A sud-est dell’isola di Capri, come sappiamo, si ergono, in tutta la loro straordinaria maestosità, i famosi Faraglioni. Essi rappresentano, senza dubbio, uno dei simboli più rappresentativi dell’isola nel mondo e, non a caso, tantissimi sono i turisti che da ogni parte accorrono, specie nelle stagioni primaverili ed estive, per bearsi della vista sulla loro millenaria bellezza paesaggistica e per fotografarli. Duole, quindi, oltremodo apprendere e dover riportare la notizia dei danni arrecati pure a queste caratteristiche sporgenze rocciose; cartolina per eccellenza dell’isola azzurra.
Come emerso nelle scorse ore, infatti, due organizzazioni criminali, per procurarsi datteri di mare, hanno devastato l’ecosistema marino del golfo di Napoli, creando danni consistenti, appunto, anche ai Faraglioni capresi. I sub utilizzavano esplosivi e martelli pneumatici per estrarre dalle rocce questi molluschi che, invero, sono una specie protetta, che i pescatori riservavano a una clientela, per così dire, “d’élite”. Una inchiesta della procura, delegata alla Guardia di finanza, ha portato allora all’emissione di 19 misure cautelari, con 6 persone in carcere, 6 ai domiciliari, 3 divieti di dimora a Napoli e 4 obblighi di presentazione alla polizia giudiziaria per associazione a delinquere finalizzata a reati ambientali, tra cui la devastazione. I pm si sono avvalsi anche di un gruppo di esperti, coordinati dal professor Giovanni Fulvio Russo, presidente della Società Italiana di Biologia Marina, e da Marco Sacchi dell’Ismar-Cnr, per comprendere al meglio le dinamiche e le conseguenze di questa attività criminale in mare. Per i periti, il prelievo illecito dei datteri ha desertificato l’ecosistema (sia flora che fauna) che si trovava sul 48% delle pareti dei Faraglioni sott’acqua. Gli esperti, inoltre, hanno stabilito che la portata del danno è tale che per ristabilire l’originario ecosistema potrebbero volerci almeno 30 anni.

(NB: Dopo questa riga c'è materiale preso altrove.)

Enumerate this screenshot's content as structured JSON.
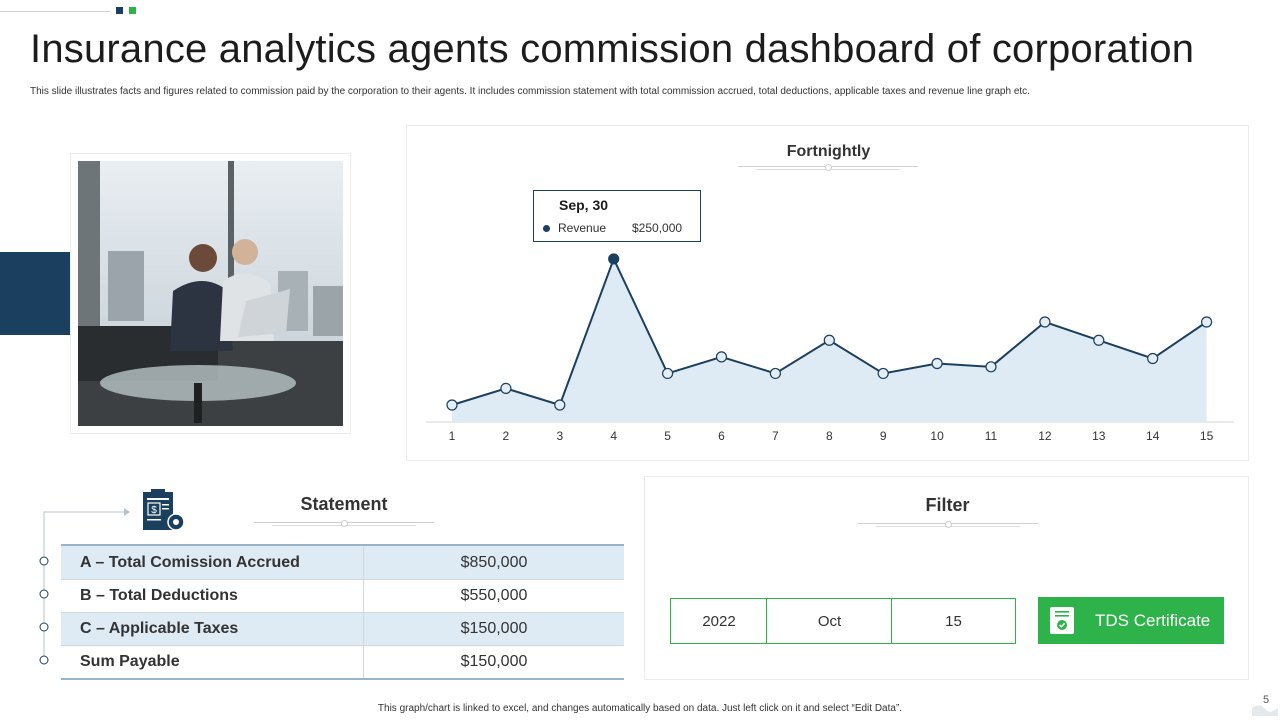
{
  "header": {
    "title": "Insurance analytics agents commission dashboard of corporation",
    "subtitle": "This slide illustrates facts and figures related to commission paid by the corporation to their agents. It includes commission statement with total commission accrued, total deductions, applicable taxes and revenue line graph etc."
  },
  "colors": {
    "navy": "#1b3f5e",
    "green": "#2eb24a",
    "area_fill": "#deeaf4"
  },
  "chart": {
    "title": "Fortnightly",
    "tooltip": {
      "date": "Sep, 30",
      "series": "Revenue",
      "value": "$250,000"
    }
  },
  "chart_data": {
    "type": "area",
    "title": "Fortnightly",
    "x": [
      1,
      2,
      3,
      4,
      5,
      6,
      7,
      8,
      9,
      10,
      11,
      12,
      13,
      14,
      15
    ],
    "series": [
      {
        "name": "Revenue",
        "values": [
          0,
          10,
          0,
          88,
          19,
          29,
          19,
          39,
          19,
          25,
          23,
          50,
          39,
          28,
          50
        ]
      }
    ],
    "ylim": [
      0,
      100
    ],
    "grid": false,
    "highlight": {
      "x": 4,
      "label": "Sep, 30",
      "series": "Revenue",
      "value": "$250,000"
    }
  },
  "statement": {
    "title": "Statement",
    "icon": "clipboard-dollar-gear-icon",
    "rows": [
      {
        "label": "A – Total Comission Accrued",
        "value": "$850,000"
      },
      {
        "label": "B – Total Deductions",
        "value": "$550,000"
      },
      {
        "label": "C – Applicable Taxes",
        "value": "$150,000"
      },
      {
        "label": "Sum Payable",
        "value": "$150,000"
      }
    ]
  },
  "filter": {
    "title": "Filter",
    "year": "2022",
    "month": "Oct",
    "day": "15",
    "certificate_button": "TDS Certificate",
    "certificate_icon": "certificate-check-icon"
  },
  "footer": {
    "note": "This graph/chart is linked to excel, and changes automatically based on data. Just left click on it and select “Edit Data”.",
    "page_number": "5"
  }
}
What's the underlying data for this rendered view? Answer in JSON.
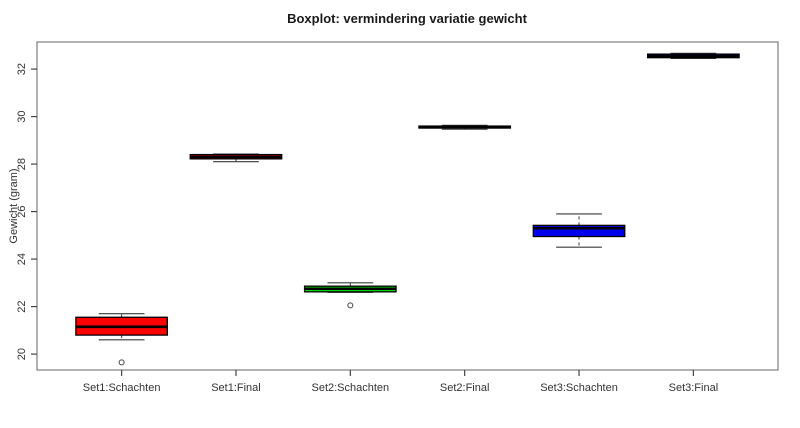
{
  "chart_data": {
    "type": "boxplot",
    "title": "Boxplot: vermindering variatie gewicht",
    "xlabel": "",
    "ylabel": "Gewicht (gram)",
    "categories": [
      "Set1:Schachten",
      "Set1:Final",
      "Set2:Schachten",
      "Set2:Final",
      "Set3:Schachten",
      "Set3:Final"
    ],
    "y_ticks": [
      20,
      22,
      24,
      26,
      28,
      30,
      32
    ],
    "ylim": [
      19.33,
      33.14
    ],
    "xlim": [
      0.26,
      6.74
    ],
    "grid": false,
    "legend": "none",
    "box_width": 0.8,
    "staple_width": 0.4,
    "series": [
      {
        "name": "Set1:Schachten",
        "color": "#ff0000",
        "whislo": 20.6,
        "q1": 20.8,
        "med": 21.15,
        "q3": 21.55,
        "whishi": 21.7,
        "outliers": [
          19.65
        ]
      },
      {
        "name": "Set1:Final",
        "color": "#ff0000",
        "whislo": 28.1,
        "q1": 28.22,
        "med": 28.3,
        "q3": 28.4,
        "whishi": 28.42,
        "outliers": []
      },
      {
        "name": "Set2:Schachten",
        "color": "#00ee00",
        "whislo": 22.6,
        "q1": 22.62,
        "med": 22.75,
        "q3": 22.86,
        "whishi": 23.0,
        "outliers": [
          22.05
        ]
      },
      {
        "name": "Set2:Final",
        "color": "#00ee00",
        "whislo": 29.47,
        "q1": 29.52,
        "med": 29.55,
        "q3": 29.6,
        "whishi": 29.63,
        "outliers": []
      },
      {
        "name": "Set3:Schachten",
        "color": "#0000ee",
        "whislo": 24.5,
        "q1": 24.95,
        "med": 25.3,
        "q3": 25.42,
        "whishi": 25.9,
        "outliers": []
      },
      {
        "name": "Set3:Final",
        "color": "#0000ee",
        "whislo": 32.45,
        "q1": 32.48,
        "med": 32.55,
        "q3": 32.63,
        "whishi": 32.66,
        "outliers": []
      }
    ],
    "colors": {
      "box_border": "#000000",
      "median": "#000000",
      "whisker": "#3a3a3a",
      "axis_frame": "#888888",
      "tick": "#444444",
      "text": "#333333",
      "outlier_stroke": "#444444",
      "background": "#ffffff"
    }
  }
}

L’indagine ha fatto emergere, inoltre, come era presumibile, un vasto mercato illecito, il cui volume d’affari era, senz’altro, molto grande, visto che i datteri costano dai 40 ai 200 euro al chilo. Nel corso delle intercettazioni, durate qualche mese, è emerso che queste operazioni sono state effettuate anche durante il lockdown e che le due associazioni erano riuscite in soli due mesi a estrarre 8 quintali di questa specie protetta venduti sul mercato nero. In aggiunta, il Reparto Operativo Aeronavale dei finanzieri ha sequestrato tre locali commerciali, tra Napoli e Castellamare di Stabia, usati per occultare i prodotti pescati illecitamente.
”Per un piatto di linguine ai datteri si distrugge un quadrato di fondale di 33 cm per lato, un gesto criminale che danneggia l’ambiente e mina la salute dei consumatori perché immette sul mercato prodotti ittici non tracciati”. Queste le parole di Fedagripesca-Confcooperative, come riportate su Il Fatto Quotidiano.
Si tratta, secondo gli organi inquirenti, di una indagine pionieristica – accolta dal gip di Napoli Egle Pilla e non ancora conclusa – nella quale è stato raccolto e adoperato tutto l’impianto accusatorio elaborato di recente in materia di delitti ambientali, il quale poggia le sue basi, tra le altre cose, anche sulle convenzioni internazionali dell’Unione Europea e delle Nazioni Unite sottoscritte a tutela dell’ecosistema e delle specie marine.
Non si può, ovviamente, che restare sconcertati dinanzi a un simile affronto e una simile offesa alla Bellezza e alla Natura.